A month later, the acting commissioner Doug O’Donnell, who spent nearly four decades at the IRS, retired in the midst of concerns about management by the agency’s Trump administration.
A spokesperson for the Treasury Department also confirmed Krause’s plans to leave the agency in a statement in ABC News.
“Melanie Krause directed the IRS through an extraordinary period of change. While we focus on IT modernization and reorganize the agency to better serve the taxpayer, we are also breaking the data silos which, for too long, have been in the process of identifying waste, fraud and mistreatment and the drafting of criminals to justice. We believe that these objectives are essential to a more effective government and a country except said the spokesperson.
Krause did not respond to a request for comments from ABC News.

A sign for the Internal Revenue Service (IRS) is seen outside its building on February 13, 2025 in Washington, DC.
Kayla Bartkowski / Getty Images
Other senior agency officials plan to leave the agency following the new data sharing agreement and is concerned with its legality.
Some discovered its finalization, after weeks of negotiations, only after being reported by Fox News on Tuesday morning, sources told ABC News.
“The people of the IRS have a strong feeling of pride for the tax administration and the protection of the rights of taxpayers, and everything that is happening is not aligned [with that]”Said a source in ABC News.
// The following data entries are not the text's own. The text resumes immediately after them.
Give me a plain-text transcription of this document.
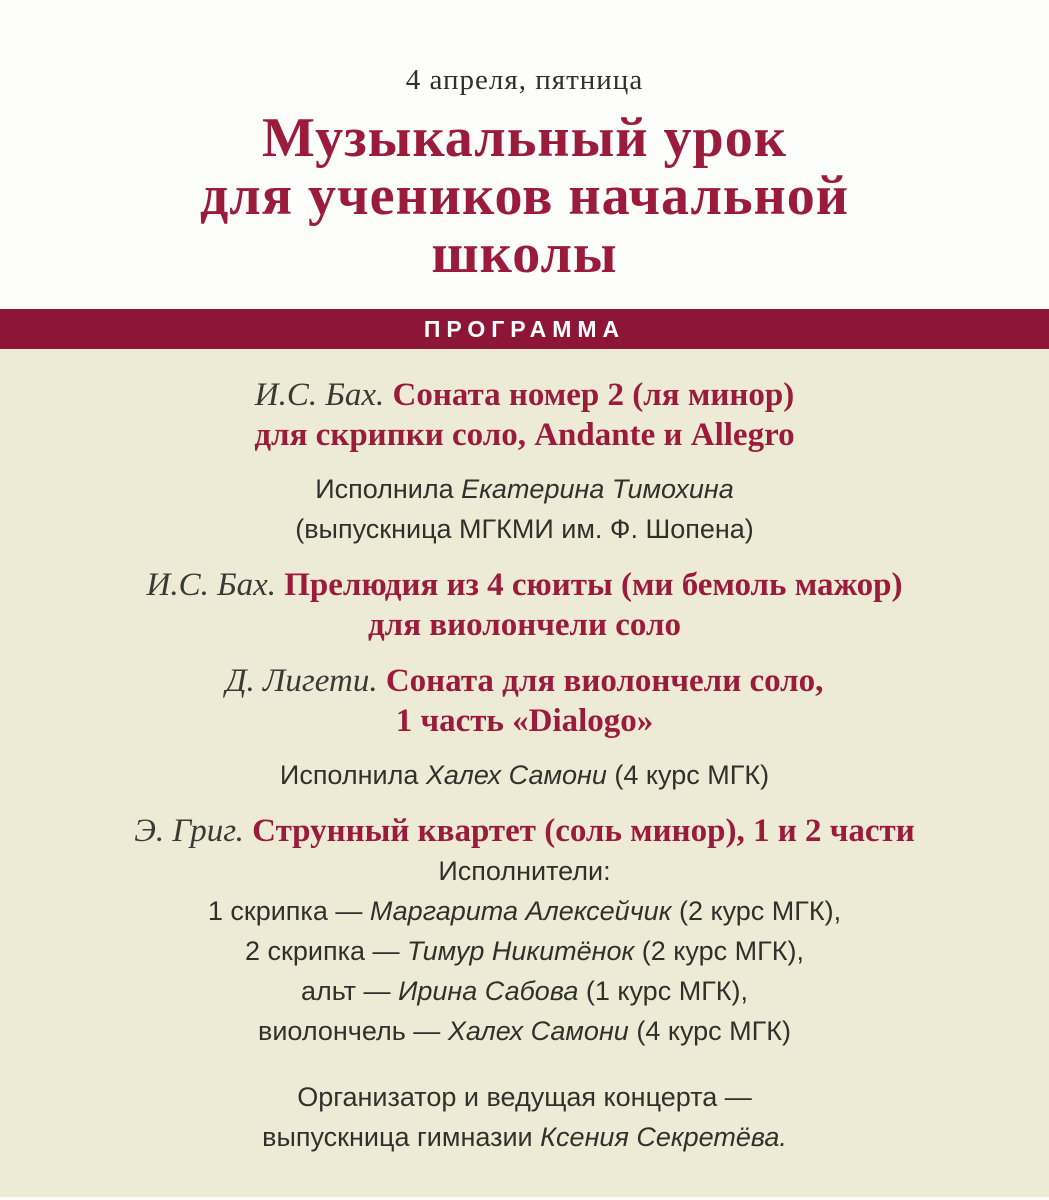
4 апреля, пятница
Музыкальный урок
для учеников начальной
школы
ПРОГРАММА
И.С. Бах. Соната номер 2 (ля минор)
для скрипки соло, Andante и Allegro
Исполнила Екатерина Тимохина
(выпускница МГКМИ им. Ф. Шопена)
И.С. Бах. Прелюдия из 4 сюиты (ми бемоль мажор)
для виолончели соло
Д. Лигети. Соната для виолончели соло,
1 часть «Dialogo»
Исполнила Халех Самони (4 курс МГК)
Э. Григ. Струнный квартет (соль минор), 1 и 2 части
Исполнители:
1 скрипка — Маргарита Алексейчик (2 курс МГК),
2 скрипка — Тимур Никитёнок (2 курс МГК),
альт — Ирина Сабова (1 курс МГК),
виолончель — Халех Самони (4 курс МГК)
Организатор и ведущая концерта —
выпускница гимназии Ксения Секретёва.
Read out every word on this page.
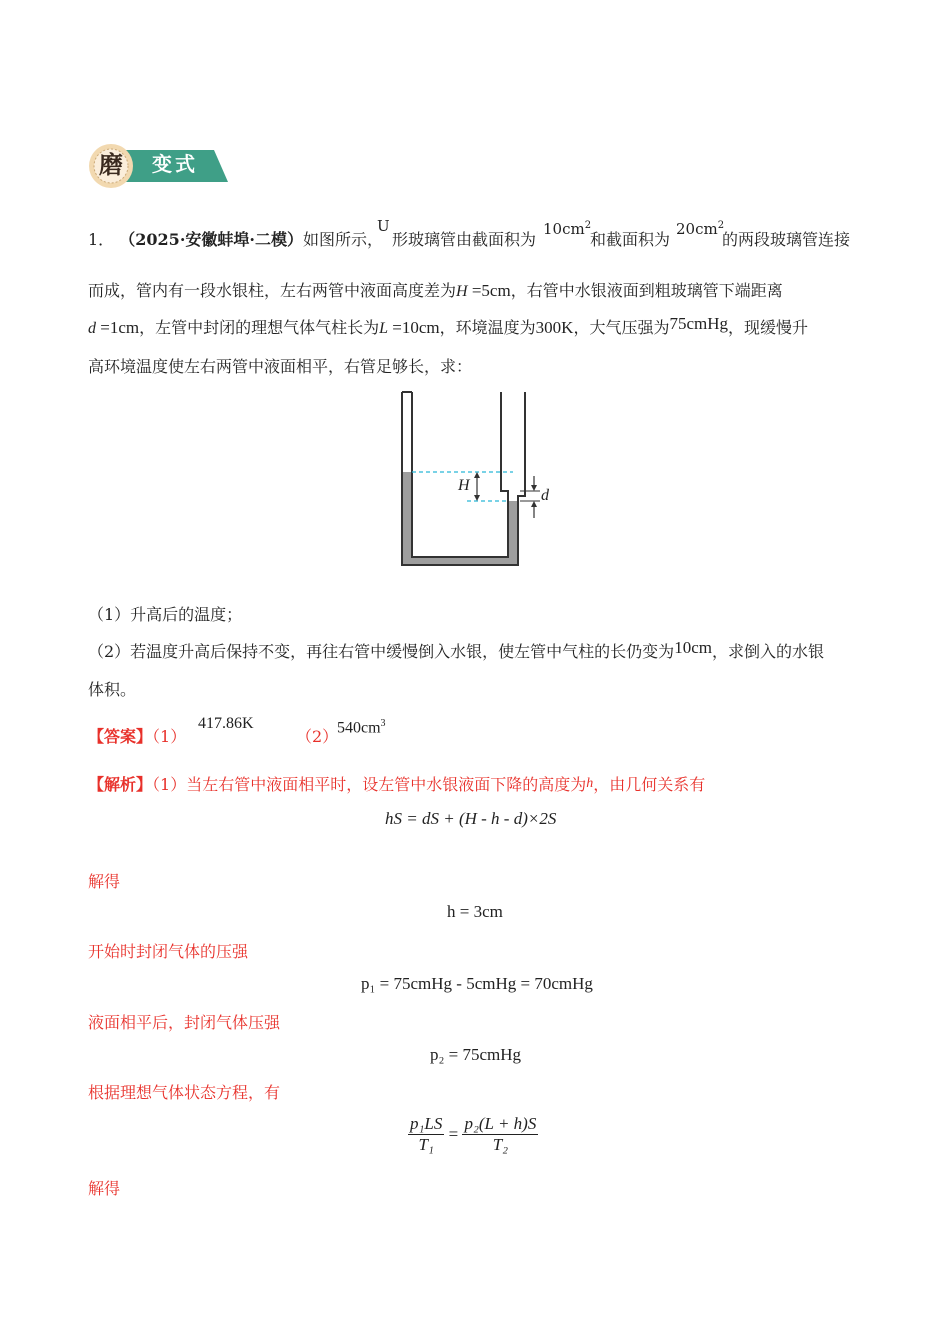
磨 变式
1． （2025·安徽蚌埠·二模）如图所示，
U
形玻璃管由截面积为
$10cm^2$
和截面积为
$20cm^2$
的两段玻璃管连接
而成，管内有一段水银柱，左右两管中液面高度差为H =5cm，右管中水银液面到粗玻璃管下端距离
d =1cm，左管中封闭的理想气体气柱长为L =10cm，环境温度为300K，大气压强为75cmHg，现缓慢升
高环境温度使左右两管中液面相平，右管足够长，求：
H
d
（1）升高后的温度；
（2）若温度升高后保持不变，再往右管中缓慢倒入水银，使左管中气柱的长仍变为10cm，求倒入的水银
体积。
【答案】（1）
417.86K
（2）
$540cm^3$
【解析】（1）当左右管中液面相平时，设左管中水银液面下降的高度为h，由几何关系有
hS = dS + (H - h - d)×2S
解得
h = 3cm
开始时封闭气体的压强
p₁ = 75cmHg - 5cmHg = 70cmHg
液面相平后，封闭气体压强
p₂ = 75cmHg
根据理想气体状态方程，有
$\frac{\text{p₁LS}}{\text{T₁}} = \frac{\text{p₂(L + h)S}}{\text{T₂}}$
解得
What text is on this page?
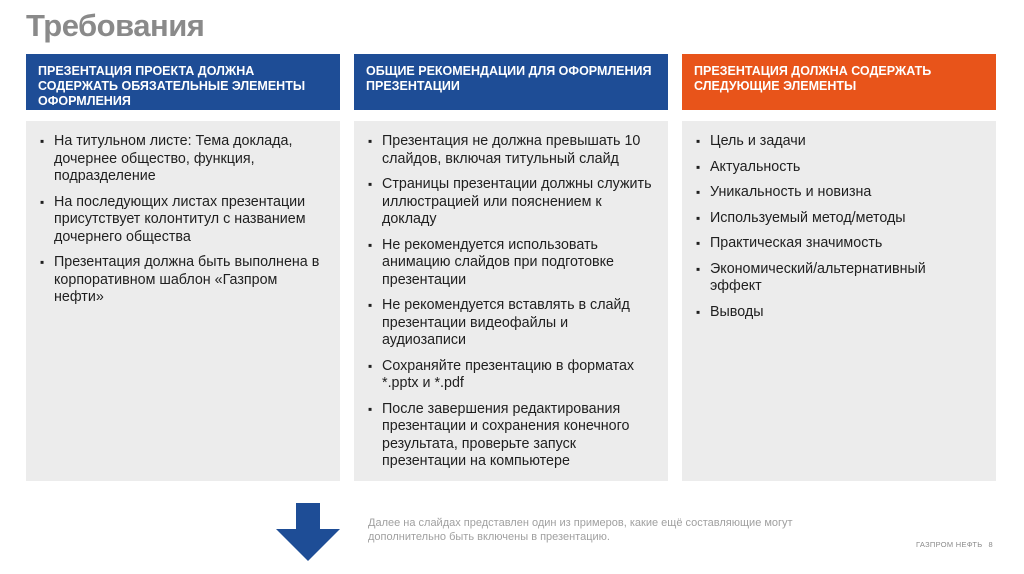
Требования
ПРЕЗЕНТАЦИЯ ПРОЕКТА ДОЛЖНА СОДЕРЖАТЬ ОБЯЗАТЕЛЬНЫЕ ЭЛЕМЕНТЫ ОФОРМЛЕНИЯ
▪ На титульном листе: Тема доклада, дочернее общество, функция, подразделение
▪ На последующих листах презентации присутствует колонтитул с названием дочернего общества
▪ Презентация должна быть выполнена в корпоративном шаблон «Газпром нефти»
ОБЩИЕ РЕКОМЕНДАЦИИ ДЛЯ ОФОРМЛЕНИЯ ПРЕЗЕНТАЦИИ
▪ Презентация не должна превышать 10 слайдов, включая титульный слайд
▪ Страницы презентации должны служить иллюстрацией или пояснением к докладу
▪ Не рекомендуется использовать анимацию слайдов при подготовке презентации
▪ Не рекомендуется вставлять в слайд презентации видеофайлы и аудиозаписи
▪ Сохраняйте презентацию в форматах *.pptx и *.pdf
▪ После завершения редактирования презентации и сохранения конечного результата, проверьте запуск презентации на компьютере
ПРЕЗЕНТАЦИЯ ДОЛЖНА СОДЕРЖАТЬ СЛЕДУЮЩИЕ ЭЛЕМЕНТЫ
▪ Цель и задачи
▪ Актуальность
▪ Уникальность и новизна
▪ Используемый метод/методы
▪ Практическая значимость
▪ Экономический/альтернативный эффект
▪ Выводы
Далее на слайдах представлен один из примеров, какие ещё составляющие могут дополнительно быть включены в презентацию.
ГАЗПРОМ НЕФТЬ 8
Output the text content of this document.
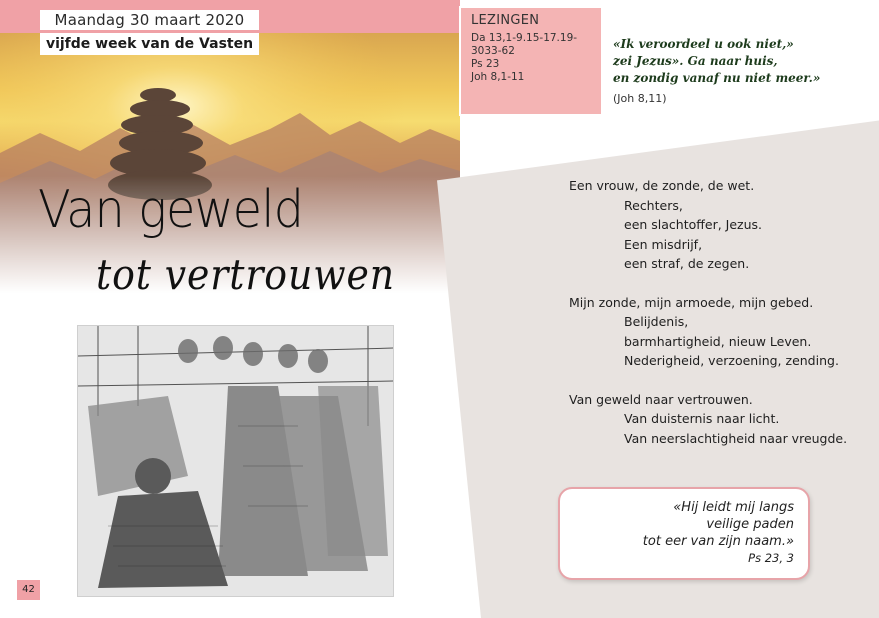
Maandag 30 maart 2020
vijfde week van de Vasten
Van geweld
tot vertrouwen
42
LEZINGEN
Da 13,1-9.15-17.19-
3033-62
Ps 23
Joh 8,1-11
«Ik veroordeel u ook niet,»
zei Jezus». Ga naar huis,
en zondig vanaf nu niet meer.»
(Joh 8,11)
Een vrouw, de zonde, de wet.
Rechters,
een slachtoffer, Jezus.
Een misdrijf,
een straf, de zegen.
Mijn zonde, mijn armoede, mijn gebed.
Belijdenis,
barmhartigheid, nieuw Leven.
Nederigheid, verzoening, zending.
Van geweld naar vertrouwen.
Van duisternis naar licht.
Van neerslachtigheid naar vreugde.
«Hij leidt mij langs
veilige paden
tot eer van zijn naam.»
Ps 23, 3
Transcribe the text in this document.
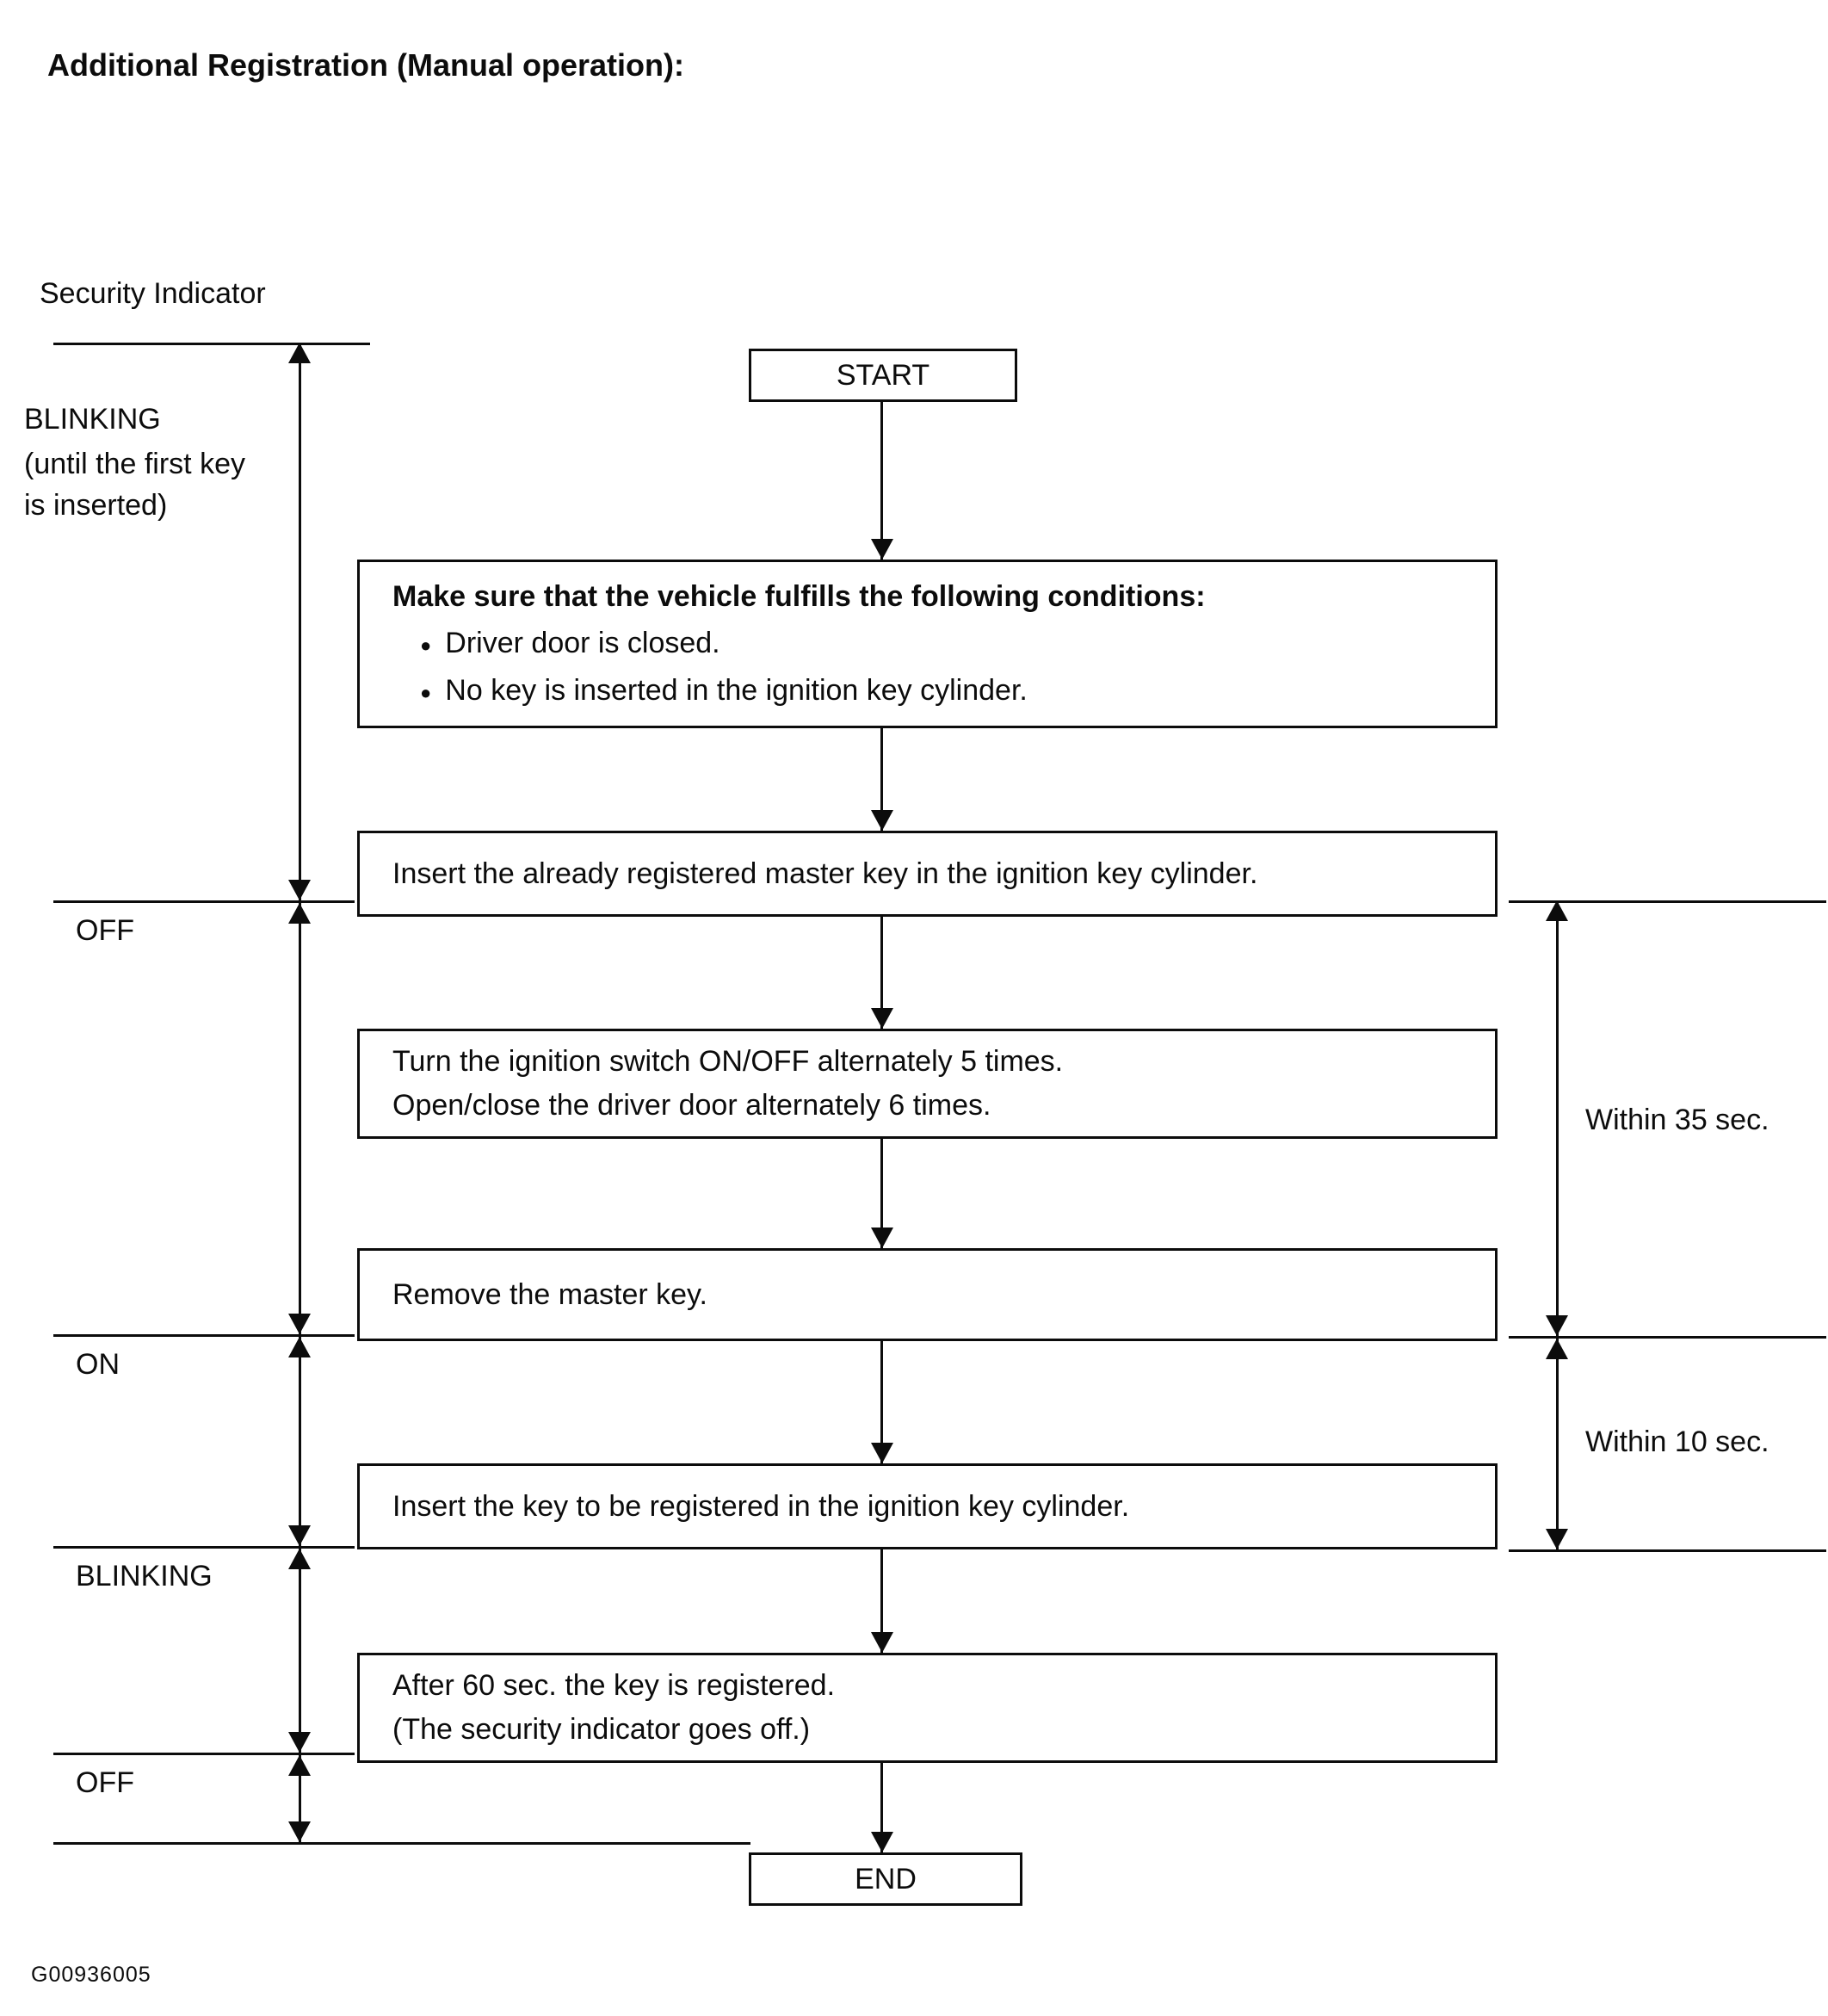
Additional Registration (Manual operation):
Security Indicator
BLINKING
(until the first key
is inserted)
OFF
ON
BLINKING
OFF
START
Make sure that the vehicle fulfills the following conditions:
● Driver door is closed.
● No key is inserted in the ignition key cylinder.
Insert the already registered master key in the ignition key cylinder.
Turn the ignition switch ON/OFF alternately 5 times.
Open/close the driver door alternately 6 times.
Remove the master key.
Insert the key to be registered in the ignition key cylinder.
After 60 sec. the key is registered.
(The security indicator goes off.)
END
Within 35 sec.
Within 10 sec.
G00936005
The Secretary of the Treasury, Scott Bessent, signed the agreement with the DHS on behalf of the IRS, according to the expurred copy of the agreement included in a court file.
Article 6103 of the federal tax code requires that IRS maintains individual information on taxpayers with certain limited exceptions, in particular with law enforcement organizations “for survey and prosecution of non -tax criminal laws” with the approval of a court, according to the agency’s website.
Current and former officials of the agency also fear that the new policy can have an impact on tax collections and discourage undocumented immigrant workers who pay taxes for various reasons.
The agency said it would continue to protect the confidentiality of taxpayers’s data under the new agreement.